Department of Critical Care Medicine, Shengjing Hospital of China Medical University, Shenyang, China.
Front Immunol. 2019 Jul 2;10:1491. doi: 10.3389/fimmu.2019.01491. eCollection 2019.
Alpha-lipoic acid (ALA) reportedly has protective effects against sepsis, which is a leading cause of mortality worldwide and is associated with multiple organ dysfunction. The present study aimed to investigate further the possible action mechanisms of ALA. Male Sprague-Dawley rats were subjected to cecal ligation and puncture (CLP) in order to establish a sepsis model. The rats received an oral gavage of 200 mg/kg ALA or saline immediately after surgery. The heart rate (HR), left ventricular systolic pressure (LVSP), left ventricular end-diastolic pressure (LVEDP) and maximum rising and lowering rates of left ventricular pressure (±dp/dt) were examined for assessing the cardiac function. Blood urea nitrogen (BUN) and serum creatinine levels were assessed for evaluating renal function. Neutrophil gelatinase-associated lipocalin (NAGL) was examined for reflecting acute renal injury. Histopathological alterations of the small intestine were examined by hematoxylin-eosin staining. The ultrastructure of the small intestine and kidney was observed under electron microscopy. The levels of autophagy- and inflammation-associated proteins were determined via western blot analysis. The binding of nuclear factor-kappa B (NF-κB) to DNA was tested via an electrophoretic mobility shift assay. Cell apoptosis was examined using TUNEL staining. ALA treatment improved the survival rate, restored the loss of body weight and pro-inflammatory cytokines production in the serum of CLP-induced septic rats. ALA improved the cardiac and renal functions, downregulated the expression levels of interleukin-1β, tumor necrosis factor-α, and inducible nitric oxide synthase in the myocardium and small intestine of septic rats. ALA treatment also inactivated the NF-κB signaling pathway in the small intestine.

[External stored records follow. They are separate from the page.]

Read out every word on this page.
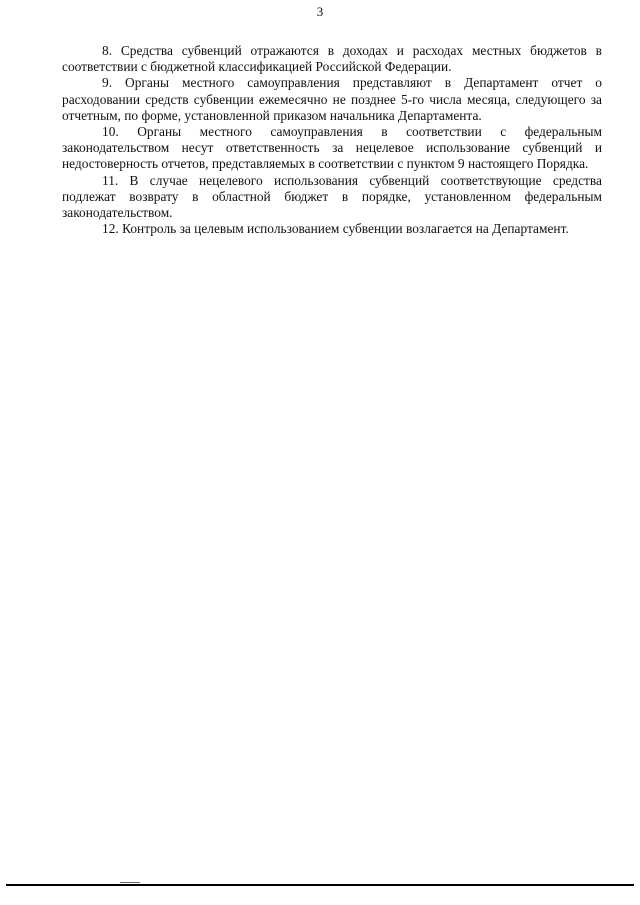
3

8. Средства субвенций отражаются в доходах и расходах местных бюджетов в соответствии с бюджетной классификацией Российской Федерации.

9. Органы местного самоуправления представляют в Департамент отчет о расходовании средств субвенции ежемесячно не позднее 5-го числа месяца, следующего за отчетным, по форме, установленной приказом начальника Департамента.

10. Органы местного самоуправления в соответствии с федеральным законодательством несут ответственность за нецелевое использование субвенций и недостоверность отчетов, представляемых в соответствии с пунктом 9 настоящего Порядка.

11. В случае нецелевого использования субвенций соответствующие средства подлежат возврату в областной бюджет в порядке, установленном федеральным законодательством.

12. Контроль за целевым использованием субвенции возлагается на Департамент.
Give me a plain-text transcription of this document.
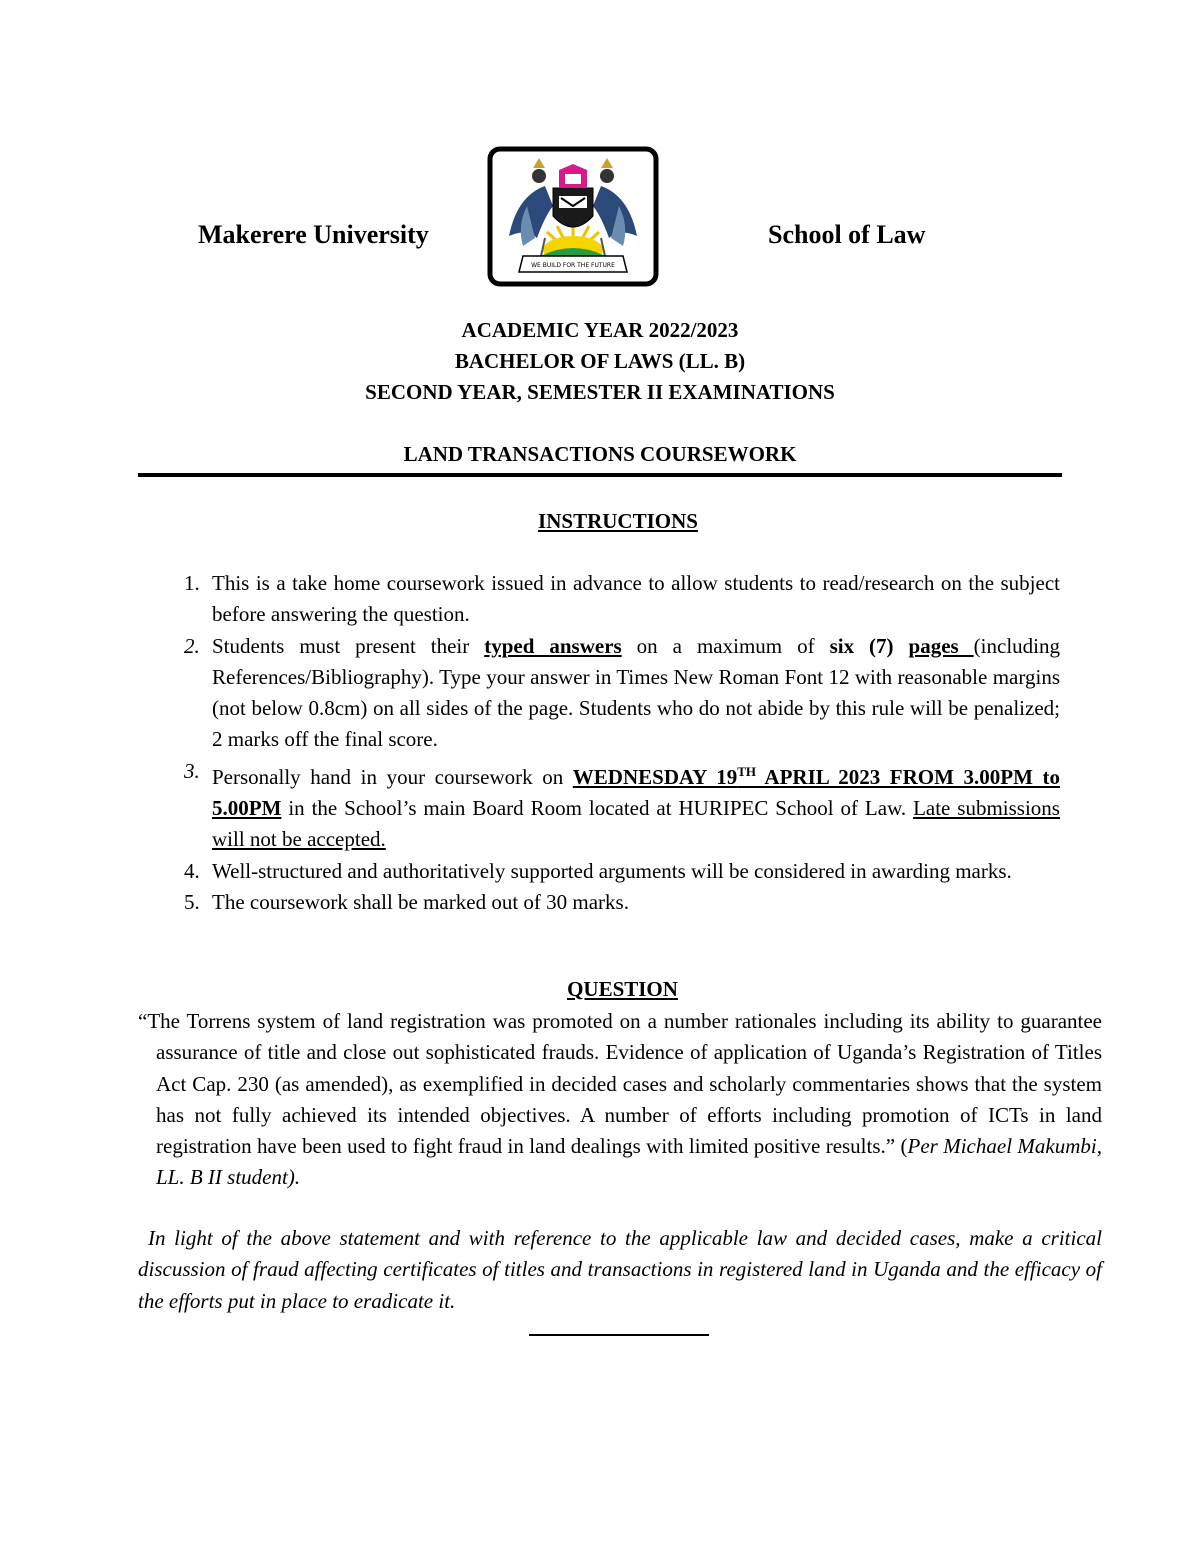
Makerere University
WE BUILD FOR THE FUTURE
School of Law
ACADEMIC YEAR 2022/2023
BACHELOR OF LAWS (LL. B)
SECOND YEAR, SEMESTER II EXAMINATIONS
LAND TRANSACTIONS COURSEWORK
INSTRUCTIONS
1. This is a take home coursework issued in advance to allow students to read/research on the subject before answering the question.
2. Students must present their typed answers on a maximum of six (7) pages (including References/Bibliography). Type your answer in Times New Roman Font 12 with reasonable margins (not below 0.8cm) on all sides of the page. Students who do not abide by this rule will be penalized; 2 marks off the final score.
3. Personally hand in your coursework on WEDNESDAY 19TH APRIL 2023 FROM 3.00PM to 5.00PM in the School’s main Board Room located at HURIPEC School of Law. Late submissions will not be accepted.
4. Well-structured and authoritatively supported arguments will be considered in awarding marks.
5. The coursework shall be marked out of 30 marks.
QUESTION
“The Torrens system of land registration was promoted on a number rationales including its ability to guarantee assurance of title and close out sophisticated frauds. Evidence of application of Uganda’s Registration of Titles Act Cap. 230 (as amended), as exemplified in decided cases and scholarly commentaries shows that the system has not fully achieved its intended objectives. A number of efforts including promotion of ICTs in land registration have been used to fight fraud in land dealings with limited positive results.” (Per Michael Makumbi, LL. B II student).
In light of the above statement and with reference to the applicable law and decided cases, make a critical discussion of fraud affecting certificates of titles and transactions in registered land in Uganda and the efficacy of the efforts put in place to eradicate it.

An examination of autophagy showed that ALA increased the LC3II/I ratio, upregulated Atg5, Atg7, and beclin-1 and downregulated p62 protein levels in the myocardium, kidney, and small intestine of septic rats, and further promoted autophagosome accumulation in the kidney and small intestine. In addition, ALA could also reduce cell apoptosis in myocardium, kidney and small intestine tissues. These effects can be completely or party inhibited by 3-MA. Our findings suggest that autophagy enhancing may contribute to the organ protective effect of ALA in septic rats.

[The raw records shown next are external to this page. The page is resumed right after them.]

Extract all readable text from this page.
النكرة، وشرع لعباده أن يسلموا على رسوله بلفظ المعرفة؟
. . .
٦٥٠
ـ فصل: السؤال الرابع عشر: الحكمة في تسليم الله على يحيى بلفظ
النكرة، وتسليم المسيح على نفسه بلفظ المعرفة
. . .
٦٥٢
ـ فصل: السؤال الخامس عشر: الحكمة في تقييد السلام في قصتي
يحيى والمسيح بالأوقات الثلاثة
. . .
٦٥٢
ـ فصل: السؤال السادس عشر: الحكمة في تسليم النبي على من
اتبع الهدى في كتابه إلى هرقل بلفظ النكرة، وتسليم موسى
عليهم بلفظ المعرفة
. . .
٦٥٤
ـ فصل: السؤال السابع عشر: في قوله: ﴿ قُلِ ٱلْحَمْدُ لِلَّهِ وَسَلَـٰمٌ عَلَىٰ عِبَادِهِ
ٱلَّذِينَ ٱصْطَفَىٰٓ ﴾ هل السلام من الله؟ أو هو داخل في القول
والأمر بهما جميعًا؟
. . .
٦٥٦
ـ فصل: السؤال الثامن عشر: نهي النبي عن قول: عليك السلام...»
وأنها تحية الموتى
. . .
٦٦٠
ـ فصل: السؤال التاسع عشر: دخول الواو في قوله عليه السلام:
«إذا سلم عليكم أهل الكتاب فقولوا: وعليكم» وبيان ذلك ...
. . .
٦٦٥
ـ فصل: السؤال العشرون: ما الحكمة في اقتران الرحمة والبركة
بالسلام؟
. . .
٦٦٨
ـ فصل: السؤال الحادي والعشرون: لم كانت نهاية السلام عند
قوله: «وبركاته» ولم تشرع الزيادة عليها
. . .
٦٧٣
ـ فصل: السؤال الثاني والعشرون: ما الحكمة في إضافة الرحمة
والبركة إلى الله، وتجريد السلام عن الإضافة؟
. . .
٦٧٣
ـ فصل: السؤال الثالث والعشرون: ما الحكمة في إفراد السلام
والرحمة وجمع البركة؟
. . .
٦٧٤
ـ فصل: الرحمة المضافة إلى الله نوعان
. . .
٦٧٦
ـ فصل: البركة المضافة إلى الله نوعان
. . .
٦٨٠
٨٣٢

硫辛酸(ALA)据报道具有抗败血症的保护作用,败血症是全球主要的死亡原因之一,与多个器官功能障碍有关。本研究旨在进一步探讨 ALA 的可能作用机制。雄性 Sprague-Dawley 大鼠接受盲肠结扎和穿刺(CLP)以建立败血症模型。手术后,大鼠立即口服 200mg/kg ALA 或生理盐水。通过检测心率(HR)、左心室收缩压(LVSP)、左心室舒张末期压(LVEDP)和左心室压力最大上升和下降率(±dp/dt)来评估心功能。通过检测血尿素氮(BUN)和血清肌酐水平来评估肾功能。通过检测中性粒细胞明胶酶相关脂质运载蛋白(NAGL)来反映急性肾损伤。通过苏木精-伊红(HE)染色检查小肠的组织学改变。通过电子显微镜观察小肠和肾脏的超微结构。通过 Western blot 分析测定自噬和炎症相关蛋白的水平。通过电泳迁移率变动分析测定核因子-κB(NF-κB)与 DNA 的结合。通过 TUNEL 染色检查细胞凋亡。ALA 治疗可提高存活率,恢复 CLP 诱导的败血症大鼠血清中体重减轻和促炎细胞因子的产生。ALA 改善了心肾功能,下调了败血症大鼠心肌和小肠中白细胞介素-1β、肿瘤坏死因子-α和诱导型一氧化氮合酶的表达水平。ALA 治疗还可使 NF-κB 信号通路在小肠中失活。自噬检查显示,ALA 增加了 LC3II/I 比值,上调了败血症大鼠心肌、肾脏和小肠中的 Atg5、Atg7 和 beclin-1,并下调了 p62 蛋白水平,进一步促进了肾脏和小肠中的自噬体积累。此外,ALA 还可以减少心肌、肾脏和小肠组织中的细胞凋亡。这些作用可以被 3-MA 完全或部分抑制。我们的研究结果表明,自噬增强可能有助于 ALA 在败血症大鼠中的器官保护作用。